The Alchemist had some work to do before he finalized the powder, and for that he needed to concentrate, to forget about the new danger menacing him. After all, he had guards-six bull ogres of the Dowager Queen’s personal escort-and was high up in the tower of the lofty castle. He ought to be safe, beyond the reach of any intruder.
He set to work with a vengeance, his movements swift and precise. At least, such was his intention. Increasingly, however, his fingers trembled, or he found himself leaning on the bench to catch his breath, fighting dizziness.
He proceeded, as best as he could. First, he distilled acid over a low fire, allowing the caustic material to sizzle through a series of tubes until it collected in a glass decanter. He mixed gold dust with the sacred ashes in a great vat, while sorting other elements into a centrifuge powered by the pedaling of an ogre watchman.

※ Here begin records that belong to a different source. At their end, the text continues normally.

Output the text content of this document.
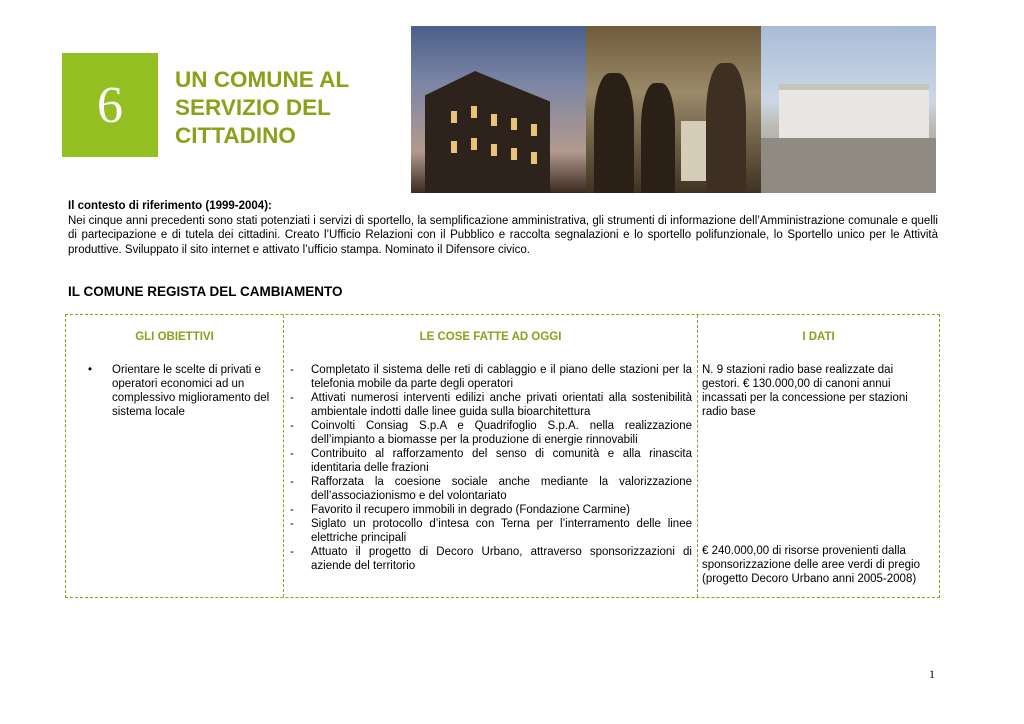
6 UN COMUNE AL
SERVIZIO DEL
CITTADINO
Il contesto di riferimento (1999-2004):
Nei cinque anni precedenti sono stati potenziati i servizi di sportello, la semplificazione amministrativa, gli strumenti di informazione dell’Amministrazione comunale e quelli di partecipazione e di tutela dei cittadini. Creato l’Ufficio Relazioni con il Pubblico e raccolta segnalazioni e lo sportello polifunzionale, lo Sportello unico per le Attività produttive. Sviluppato il sito internet e attivato l’ufficio stampa. Nominato il Difensore civico.
IL COMUNE REGISTA DEL CAMBIAMENTO
GLI OBIETTIVI
• Orientare le scelte di privati e operatori economici ad un complessivo miglioramento del sistema locale
LE COSE FATTE AD OGGI
- Completato il sistema delle reti di cablaggio e il piano delle stazioni per la telefonia mobile da parte degli operatori
- Attivati numerosi interventi edilizi anche privati orientati alla sostenibilità ambientale indotti dalle linee guida sulla bioarchitettura
- Coinvolti Consiag S.p.A e Quadrifoglio S.p.A. nella realizzazione dell’impianto a biomasse per la produzione di energie rinnovabili
- Contribuito al rafforzamento del senso di comunità e alla rinascita identitaria delle frazioni
- Rafforzata la coesione sociale anche mediante la valorizzazione dell’associazionismo e del volontariato
- Favorito il recupero immobili in degrado (Fondazione Carmine)
- Siglato un protocollo d’intesa con Terna per l’interramento delle linee elettriche principali
- Attuato il progetto di Decoro Urbano, attraverso sponsorizzazioni di aziende del territorio
I DATI
N. 9 stazioni radio base realizzate dai gestori. € 130.000,00 di canoni annui incassati per la concessione per stazioni radio base
€ 240.000,00 di risorse provenienti dalla sponsorizzazione delle aree verdi di pregio (progetto Decoro Urbano anni 2005-2008)
1
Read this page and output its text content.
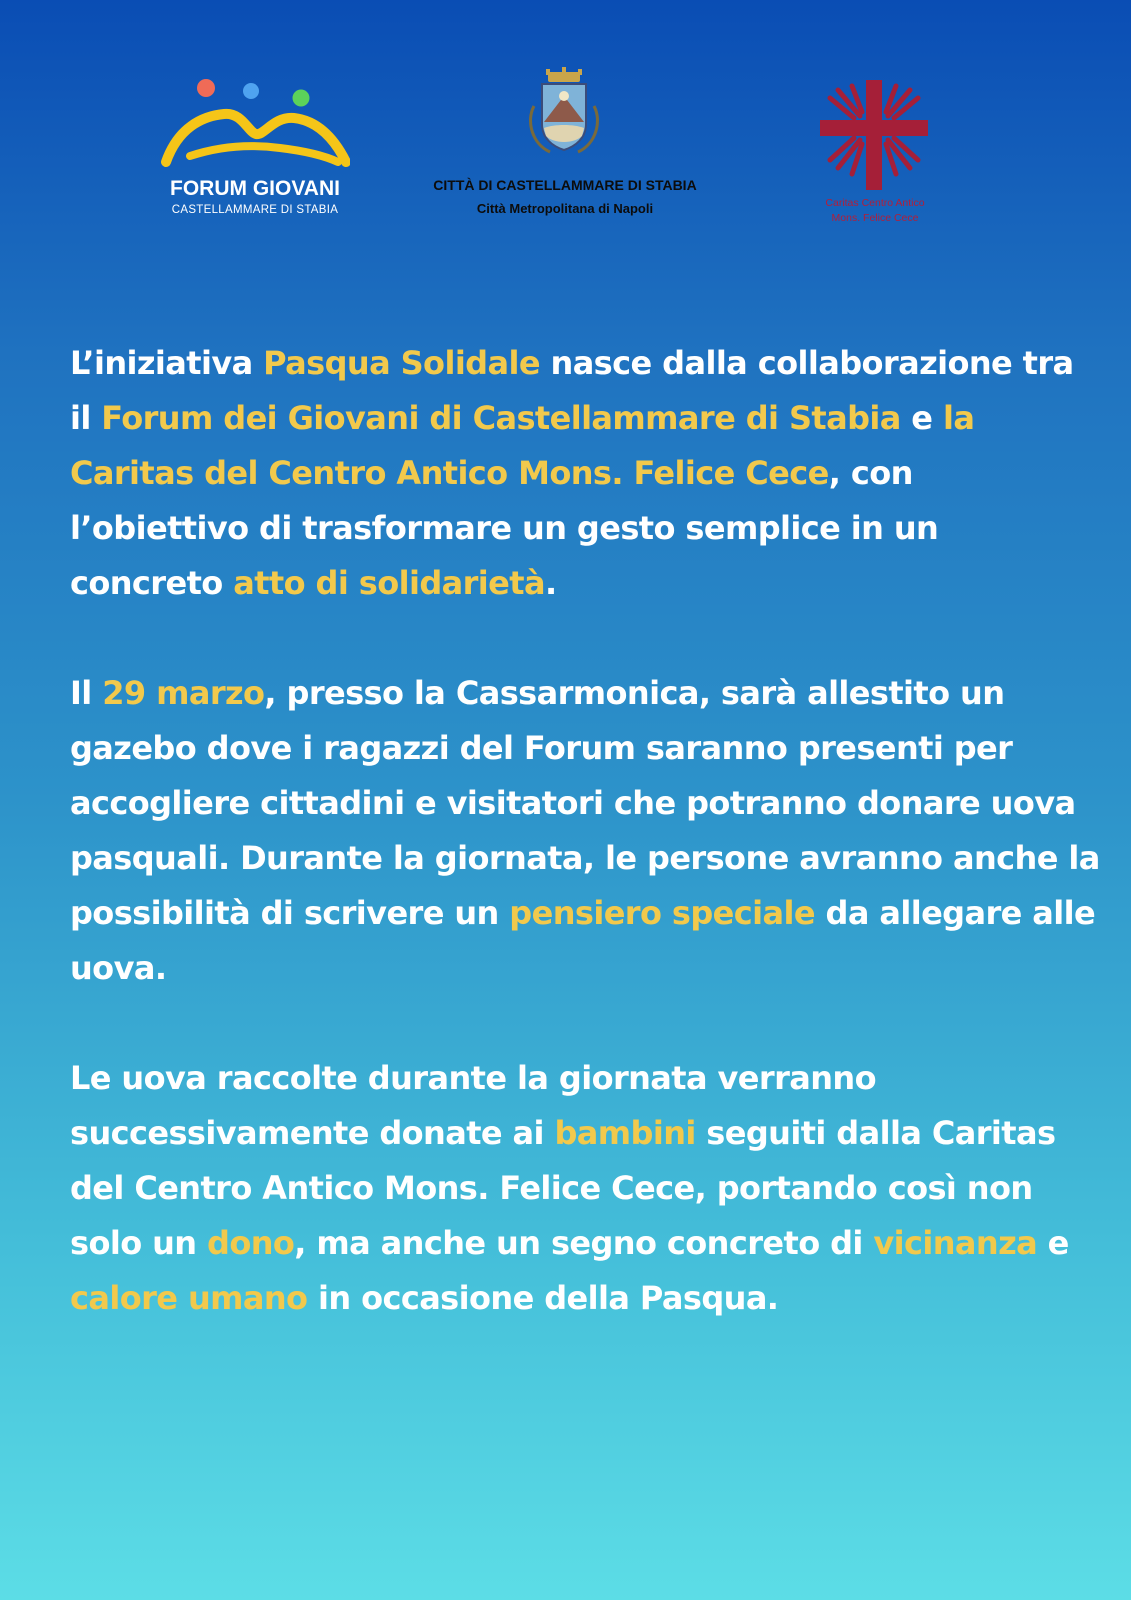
FORUM GIOVANI
CASTELLAMMARE DI STABIA
CITTÀ DI CASTELLAMMARE DI STABIA
Città Metropolitana di Napoli	Caritas Centro Antico
Mons. Felice Cece

L’iniziativa Pasqua Solidale nasce dalla collaborazione tra il Forum dei Giovani di Castellammare di Stabia e la Caritas del Centro Antico Mons. Felice Cece, con l’obiettivo di trasformare un gesto semplice in un concreto atto di solidarietà.

Il 29 marzo, presso la Cassarmonica, sarà allestito un gazebo dove i ragazzi del Forum saranno presenti per accogliere cittadini e visitatori che potranno donare uova pasquali. Durante la giornata, le persone avranno anche la possibilità di scrivere un pensiero speciale da allegare alle uova.

Le uova raccolte durante la giornata verranno successivamente donate ai bambini seguiti dalla Caritas del Centro Antico Mons. Felice Cece, portando così non solo un dono, ma anche un segno concreto di vicinanza e calore umano in occasione della Pasqua.
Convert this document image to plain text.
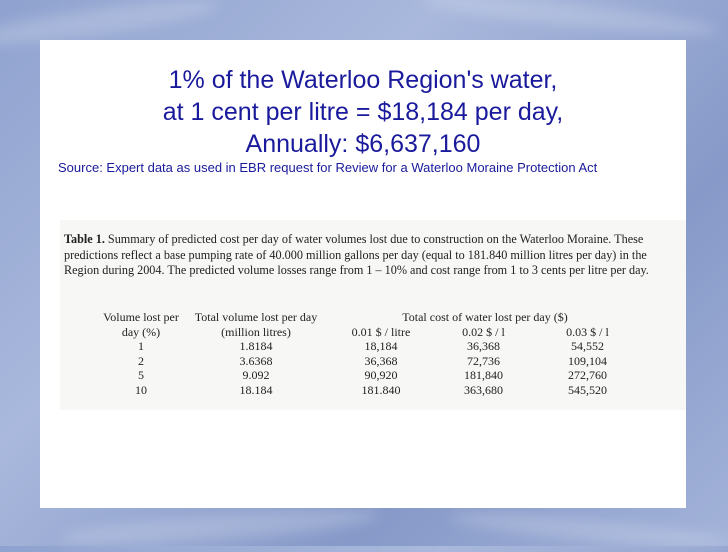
1% of the Waterloo Region's water,
at 1 cent per litre = $18,184 per day,
Annually: $6,637,160
Source: Expert data as used in EBR request for Review for a Waterloo Moraine Protection Act
Table 1. Summary of predicted cost per day of water volumes lost due to construction on the Waterloo Moraine. These predictions reflect a base pumping rate of 40.000 million gallons per day (equal to 181.840 million litres per day) in the Region during 2004. The predicted volume losses range from 1 – 10% and cost range from 1 to 3 cents per litre per day.
Volume lost per	Total volume lost per day	Total cost of water lost per day ($)		
day (%)	(million litres)	0.01 $ / litre	0.02 $ / l	0.03 $ / l
1	1.8184	18,184	36,368	54,552
2	3.6368	36,368	72,736	109,104
5	9.092	90,920	181,840	272,760
10	18.184	181.840	363,680	545,520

In fact, all six of his guards crowded his lab, stood too close, stepped on his toes, and generally got in the way. His impatience grew until finally the Alchemist barked at them.
“Stand back, you louts! Do you want to call down the wrath of the Dowager Queen?”
The warning had the desired effect. The guards, all afraid of the elder ogress-with good cause, he knew-withdrew to the far side of the laboratory. There they watched him with narrowed eyes and muttered growls. He ignored them, focusing anew upon his work.
He found his attention wandering again, musing on the danger presented to him by this elf the king had called the Messenger. For more than a decade the Alchemist had feared such a vengeful visitor. He had long expected that, somehow, the elves, his people, would find him and punish him.